第16章 旅立ちの日
「!!」
見つけた…
少し離れた高台に立つ、艶やかな黒髪の、その女。
その視線と自分の視線とがピタリと合わさり、一瞬時が止まったかのような感覚を感じてしまった。
彼女も驚いたように一瞬目を見開いたが、直ぐにその目を細めて微笑む。
その顔を見て大きく心臓が脈を打った。
胸の前で祈るように両手を合わせたまま自分に向かって微笑むその姿は、この残酷な世界から逸脱したような美しささえ感じた。
俺は今、あいつにどんな顔をしているのだろうか…
自分で自分の表情がよく分からない。
だが、いつものように眉間に皺を寄せるような感覚は感じはないし、口角が下がっているような気もしない。
俺もお前に上手く笑ってやれてるだろうか。
白馬に跨るエルヴィンが振り返り、リヴァイに目配せする。
その時、エルヴィンの視線は、見たことのない表情で民衆の輪の中を見つめるリヴァイを捉えていた。
「リヴァイ、そろそろ時間だ。」
「……あぁ」
合図すればたちまち“兵士長”の顔つきに戻り、静かに前を向く。
自分も前を向く直前にリヴァイが見つめていた先に視線をやれば、艶やかな髪を風に揺らしながら佇むエマの姿があった。

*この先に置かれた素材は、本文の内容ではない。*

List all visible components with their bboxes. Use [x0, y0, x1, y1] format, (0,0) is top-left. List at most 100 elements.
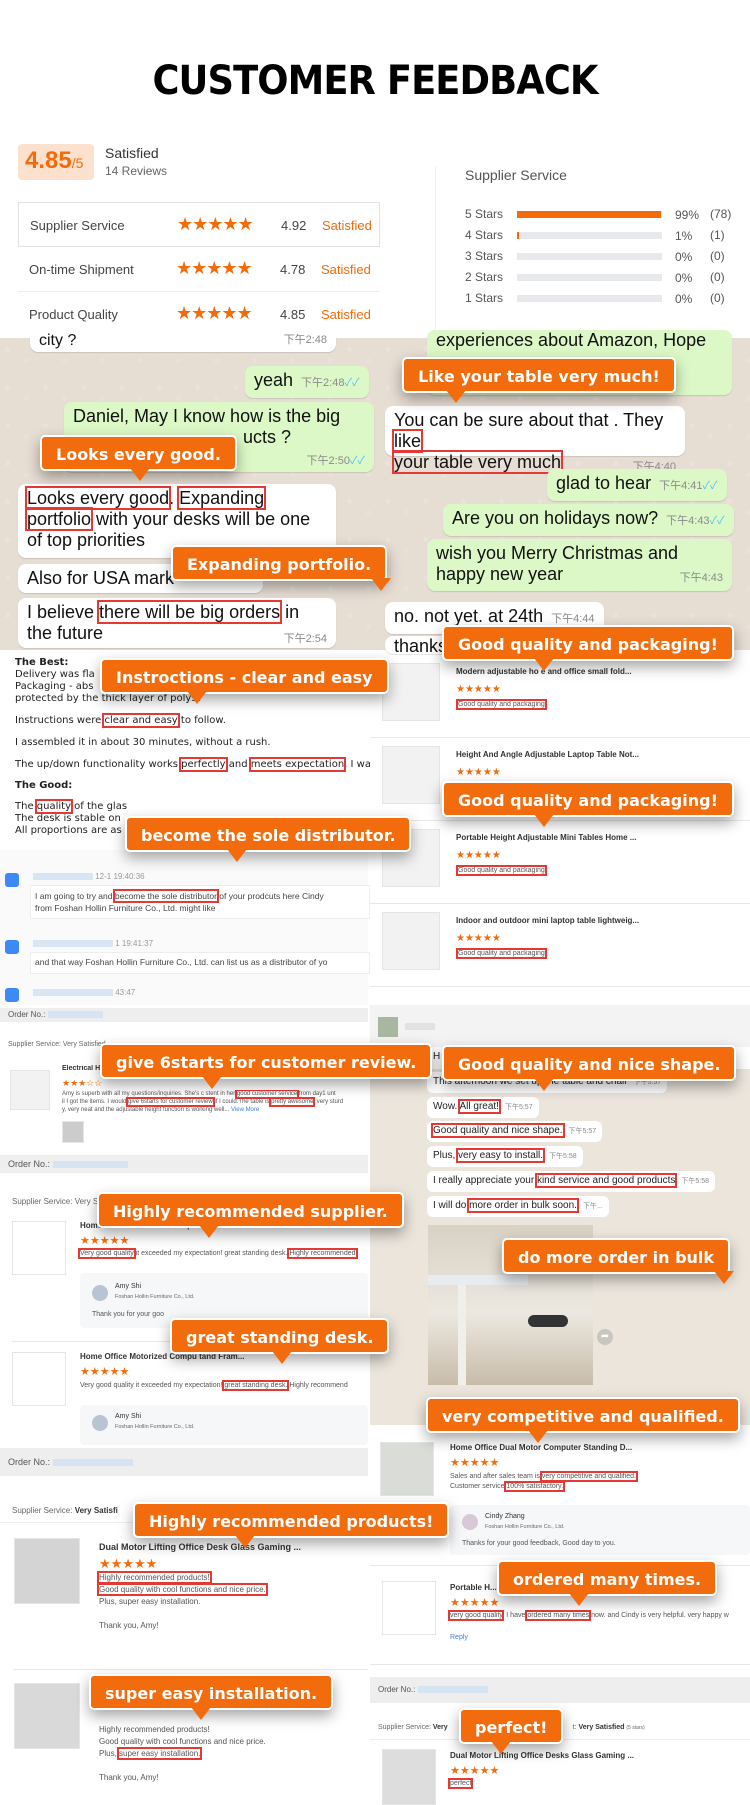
- product-title[interactable]: Dual Motor Lifting Office Desk Glass Gam…: [99, 1542, 301, 1552]
- callout-instructions: Instroctions - clear and easy: [100, 658, 389, 704]
- chat-message-sent: glad to hear 下午4:41✓✓: [547, 469, 727, 501]
- highlight: meets expectation: [248, 757, 347, 772]
- product-thumbnail[interactable]: [14, 1538, 80, 1604]
- seller-avatar-icon: [462, 1514, 478, 1530]
- distribution-count: (0): [710, 291, 725, 305]
- distribution-bar: [517, 253, 662, 260]
- distribution-row[interactable]: 3 Stars 0% (0): [465, 247, 750, 265]
- highlight: more order in bulk soon.: [467, 1198, 579, 1213]
- product-review-item: Portable Height Adjustable Mini Tables H…: [370, 821, 750, 904]
- product-title[interactable]: Electrical H: [62, 1065, 100, 1072]
- review-text: Very good quality it exceeded my expecta…: [78, 1248, 358, 1259]
- rating-status: Satisfied: [321, 307, 371, 322]
- seller-reply: Amy Shi Foshan Hollin Furniture Co., Ltd…: [80, 1405, 368, 1445]
- callout-sole-distributor: become the sole distributor.: [125, 816, 412, 862]
- seller-avatar-icon: [92, 1285, 108, 1301]
- highlight: perfectly: [179, 757, 228, 772]
- star-rating-icon: ★★★★★: [176, 258, 253, 278]
- highlight: quality: [34, 799, 74, 814]
- highlight: there will be big orders: [97, 600, 283, 624]
- callout-ordered-many-times: ordered many times.: [497, 1560, 718, 1606]
- rating-status: Satisfied: [322, 218, 372, 233]
- product-thumbnail[interactable]: [380, 1442, 434, 1496]
- distribution-row[interactable]: 5 Stars 99% (78): [465, 205, 750, 223]
- product-thumbnail[interactable]: [382, 746, 440, 804]
- product-title[interactable]: Portable H...: [450, 1583, 497, 1592]
- star-rating-icon: ★★★★★: [99, 1556, 158, 1571]
- star-level-label: 4 Stars: [465, 228, 504, 242]
- distribution-bar-fill: [517, 232, 520, 239]
- highlight: Good quality and nice shape.: [431, 1123, 565, 1138]
- product-title[interactable]: Portable Height Adjustable Mini Tables H…: [456, 833, 636, 842]
- distribution-count: (78): [710, 207, 732, 221]
- product-thumbnail[interactable]: [10, 1070, 50, 1110]
- product-thumbnail[interactable]: [12, 1221, 66, 1275]
- review-text: Highly recommended products! Good quality…: [99, 1725, 266, 1782]
- product-thumbnail[interactable]: [14, 1683, 80, 1749]
- product-review-item: Indoor and outdoor mini laptop table lig…: [370, 904, 750, 987]
- distribution-count: (0): [710, 270, 725, 284]
- overall-satisfaction: Satisfied: [105, 145, 159, 161]
- im-message: I am going to try and become the sole di…: [30, 885, 370, 919]
- im-message: and that way Foshan Hollin Furniture Co.…: [30, 952, 370, 974]
- supplier-service-rating: Supplier Service: Very Sa: [12, 1197, 103, 1206]
- star-rating-icon: ★★★★★: [456, 933, 501, 944]
- review-text: perfect: [447, 1778, 474, 1789]
- product-title[interactable]: Dual Motor Lifting Office Desks Glass Ga…: [450, 1751, 634, 1760]
- read-check-icon: ✓✓: [709, 515, 725, 527]
- callout-nice-shape: Good quality and nice shape.: [442, 1045, 737, 1091]
- product-thumbnail[interactable]: [382, 663, 440, 721]
- highlight: portfolio: [24, 507, 94, 531]
- product-thumbnail[interactable]: [382, 1581, 436, 1635]
- callout-quality-packaging-1: Good quality and packaging!: [442, 625, 734, 671]
- highlight: your table very much: [391, 450, 564, 474]
- distribution-bar-fill: [517, 211, 661, 218]
- rating-breakdown: Supplier Service ★★★★★ 4.92 Satisfied On…: [18, 202, 380, 337]
- chat-message-sent: yeah 下午2:48✓✓: [245, 366, 369, 398]
- product-thumbnail[interactable]: [12, 1352, 66, 1406]
- supplier-service-rating: Supplier Service: Very Satisfied: [8, 1041, 106, 1048]
- forward-icon[interactable]: ➦: [597, 1329, 613, 1345]
- callout-standing-desk: great standing desk.: [170, 1318, 390, 1364]
- distribution-row[interactable]: 4 Stars 1% (1): [465, 226, 750, 244]
- product-title[interactable]: Indoor and outdoor mini laptop table lig…: [456, 916, 639, 925]
- product-title[interactable]: Home Office Dual Motor Computer Standing…: [450, 1443, 632, 1452]
- chat-message: Plus, very easy to install. 下午5:58: [427, 1146, 583, 1167]
- star-rating-icon: ★★★★★: [177, 214, 254, 234]
- seller-avatar-icon: [92, 1415, 108, 1431]
- rating-value: 4.85: [280, 307, 306, 322]
- callout-quality-packaging-2: Good quality and packaging!: [442, 781, 734, 827]
- callout-recommended-products: Highly recommended products!: [133, 1502, 450, 1548]
- star-rating-icon: ★★★★★: [80, 1235, 130, 1247]
- reply-link[interactable]: Reply: [450, 1634, 468, 1641]
- review-count: 14 Reviews: [105, 164, 168, 178]
- product-thumbnail[interactable]: [382, 912, 440, 970]
- supplier-service-rating: Supplier Service: Very Satisfi: [12, 1506, 118, 1515]
- chat-message: I will do more order in bulk soon. 下午...: [427, 1196, 609, 1217]
- contact-avatar[interactable]: [378, 1017, 398, 1037]
- distribution-row[interactable]: 2 Stars 0% (0): [465, 268, 750, 286]
- distribution-count: (0): [710, 249, 725, 263]
- user-avatar-icon: [5, 988, 19, 1002]
- highlight: become the sole distributor: [112, 889, 219, 903]
- callout-expanding-portfolio: Expanding portfolio.: [171, 545, 392, 591]
- callout-easy-installation: super easy installation.: [89, 1674, 334, 1720]
- star-rating-icon: ★★★★★: [450, 1597, 500, 1609]
- rating-row-on-time-shipment[interactable]: On-time Shipment ★★★★★ 4.78 Satisfied: [18, 247, 380, 292]
- review-photo[interactable]: [62, 1121, 84, 1143]
- highlight: kind service and good products: [534, 1173, 678, 1188]
- product-title[interactable]: Height And Angle Adjustable Laptop Table…: [456, 750, 639, 759]
- view-more-link[interactable]: View More: [231, 1107, 259, 1113]
- rating-row-supplier-service[interactable]: Supplier Service ★★★★★ 4.92 Satisfied: [18, 202, 380, 247]
- review-text: Sales and after sales team is very compe…: [450, 1471, 639, 1492]
- distribution-bar: [517, 211, 662, 218]
- callout-6-stars: give 6starts for customer review.: [100, 1043, 433, 1089]
- distribution-count: (1): [710, 228, 725, 242]
- star-level-label: 3 Stars: [465, 249, 504, 263]
- distribution-bar: [517, 274, 662, 281]
- product-thumbnail[interactable]: [382, 1749, 436, 1805]
- chat-message: I really appreciate your kind service an…: [427, 1171, 715, 1192]
- rating-label: Supplier Service: [30, 218, 125, 233]
- distribution-row[interactable]: 1 Stars 0% (0): [465, 289, 750, 307]
- star-rating-icon: ★★★★★: [456, 850, 501, 861]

エルヴィンは複雑な感情が湧き上がりそうになるが、大きく瞬きをしてその感情を心底へと沈め、きつく蓋をした。
間もなく、巨大な石でできたトロスト区の門がガラガラと大きな音を立てながら開かれた。
「これより人類はまた一歩前進する!!
先人達の想いを、一時も無駄にしてはならない!!
今一度、心臓を捧げよ!!」
「「「はっ!!」」」
「第45回壁外調査を開始する!進めぇぇぇー!!」
「「「おぉぉぉぉぉぉ!!!」」」
エルヴィンの叫ぶような号令に合わせ、兵士たちの地を這うような雄叫びと馬の駆け出す音が街中に響き渡る。
瞬く間に壁の外へ姿を消していく兵士たちをじっと見つめたまま、エマは合わせた両手により一層の力を込め、彼らの背中に向けて無事を祈った。